YOB continue to forge a distinctive path through the doom metal undergrowth. Louder Than War’s Stuart Estell takes a listen.

18 years into their career, Oregonian doom-metallers Yob have delivered their seventh studio album, and their first for Neurot Recordings. Like the recently-reinvigorated Sleep, they have the words “Black” and “Sabbath” tattooed so deeply that they run through the band’s bone marrow like Blackpool rock, and as is the case with Sleep, this is no bad thing. There’s plenty of subtlety here, though; alongside the trudging and bludgeoning are distant touches of organ and post-rocky phased guitar, beautifully-textured feedback, and sophisticated guitar writing that goes well beyond basic doom-metal power chords, and gives them a really distinctive identity.

These four long songs – there’s nothing under 11 minutes long here – are hypnotic and unhurried, with minimal studio fuss. Singer/guitarist Mike Scheidt alternates between various vocal styles – an obviously Ozzy-esque keening, sinister whispering, gravelly screams (particularly effective on second track “Nothing to Win”), near Black Metal harsh vocals, and full-on low death growl. Scheidt’s versatility is impressive, and although such stylistic schizophrenia is risky, here it generally pays off, providing variety rather than discontinuity.
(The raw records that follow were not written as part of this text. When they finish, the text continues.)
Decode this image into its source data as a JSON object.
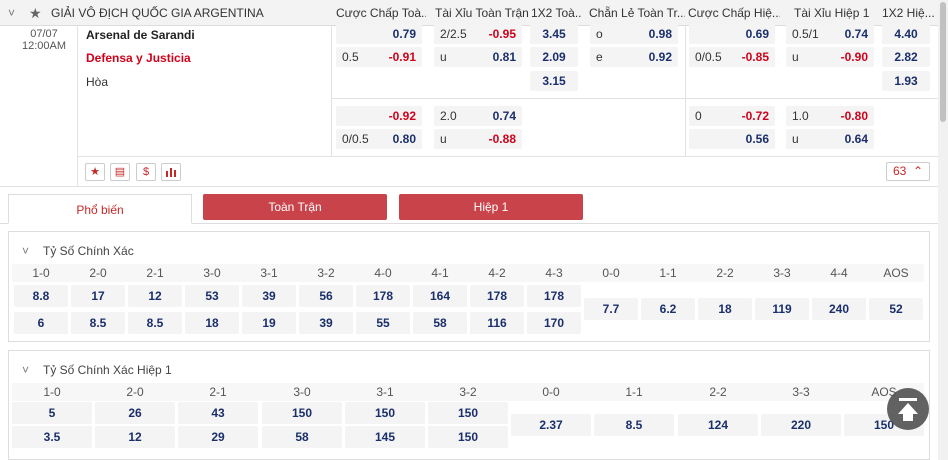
{
  "header": {
    "league": "GIẢI VÔ ĐỊCH QUỐC GIA ARGENTINA",
    "cols": [
      "Cược Chấp Toà...",
      "Tài Xỉu Toàn Trận",
      "1X2 Toà...",
      "Chẵn Lẻ Toàn Tr...",
      "Cược Chấp Hiệ...",
      "Tài Xỉu Hiệp 1",
      "1X2 Hiệ..."
    ]
  },
  "match": {
    "date": "07/07",
    "time": "12:00AM",
    "home": "Arsenal de Sarandi",
    "away": "Defensa y Justicia",
    "draw": "Hòa",
    "more_count": "63"
  },
  "odds": {
    "row1": {
      "ft_hdp_home": "0.79",
      "ft_ou_line": "2/2.5",
      "ft_ou_over": "-0.95",
      "ft_1x2_home": "3.45",
      "oe_odd_label": "o",
      "oe_odd": "0.98",
      "h1_hdp_home": "0.69",
      "h1_ou_line": "0.5/1",
      "h1_ou_over": "0.74",
      "h1_1x2_home": "4.40"
    },
    "row2": {
      "ft_hdp_line": "0.5",
      "ft_hdp_away": "-0.91",
      "ft_ou_under_label": "u",
      "ft_ou_under": "0.81",
      "ft_1x2_away": "2.09",
      "oe_even_label": "e",
      "oe_even": "0.92",
      "h1_hdp_line": "0/0.5",
      "h1_hdp_away": "-0.85",
      "h1_ou_under_label": "u",
      "h1_ou_under": "-0.90",
      "h1_1x2_away": "2.82"
    },
    "row3": {
      "ft_1x2_draw": "3.15",
      "h1_1x2_draw": "1.93"
    },
    "alt1": {
      "ft_hdp_home": "-0.92",
      "ft_ou_line": "2.0",
      "ft_ou_over": "0.74",
      "h1_hdp_line": "0",
      "h1_hdp_home": "-0.72",
      "h1_ou_line": "1.0",
      "h1_ou_over": "-0.80"
    },
    "alt2": {
      "ft_hdp_line": "0/0.5",
      "ft_hdp_away": "0.80",
      "ft_ou_under_label": "u",
      "ft_ou_under": "-0.88",
      "h1_hdp_away": "0.56",
      "h1_ou_under_label": "u",
      "h1_ou_under": "0.64"
    }
  },
  "icons": {
    "star": "★",
    "stats": "▤",
    "money": "$",
    "chart": "📊",
    "chevron": "^"
  },
  "tabs": {
    "popular": "Phổ biến",
    "full": "Toàn Trận",
    "half": "Hiệp 1"
  },
  "cs_full": {
    "title": "Tỷ Số Chính Xác",
    "headers": [
      "1-0",
      "2-0",
      "2-1",
      "3-0",
      "3-1",
      "3-2",
      "4-0",
      "4-1",
      "4-2",
      "4-3",
      "0-0",
      "1-1",
      "2-2",
      "3-3",
      "4-4",
      "AOS"
    ],
    "home": [
      "8.8",
      "17",
      "12",
      "53",
      "39",
      "56",
      "178",
      "164",
      "178",
      "178"
    ],
    "away": [
      "6",
      "8.5",
      "8.5",
      "18",
      "19",
      "39",
      "55",
      "58",
      "116",
      "170"
    ],
    "draws": [
      "7.7",
      "6.2",
      "18",
      "119",
      "240",
      "52"
    ]
  },
  "cs_half": {
    "title": "Tỷ Số Chính Xác Hiệp 1",
    "headers": [
      "1-0",
      "2-0",
      "2-1",
      "3-0",
      "3-1",
      "3-2",
      "0-0",
      "1-1",
      "2-2",
      "3-3",
      "AOS"
    ],
    "home": [
      "5",
      "26",
      "43",
      "150",
      "150",
      "150"
    ],
    "away": [
      "3.5",
      "12",
      "29",
      "58",
      "145",
      "150"
    ],
    "draws": [
      "2.37",
      "8.5",
      "124",
      "220",
      "150"
    ]
  },
  "colors": {
    "red_tab": "#c9434a",
    "odds_blue": "#1a2f6b",
    "odds_red": "#d0021b"
  }
}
The group admit to having “progressive” tendencies, and the album certainly seems conceived as a whole rather than simply as four disparate songs; the first and third tracks both begin with a clean, quiet guitar tracing dissonant lines that wouldn’t be out of place in more atmospheric Black Metal, and both pummel along in similar 6/8 time once they get going, giving “Clearing the Path to Ascend” a nice sense of structural unity. “Unmask the Spectre” is the set’s highlight, with a dark and chilly mood permeating even its most driven moments of Sabbath-channelling amplifier worship, while closer “Marrow” brings the album to an ecstatic conclusion, complete with vocal harmonies, before reminding us of the uncertainties of the start of our journey in its closing moments. Recommended.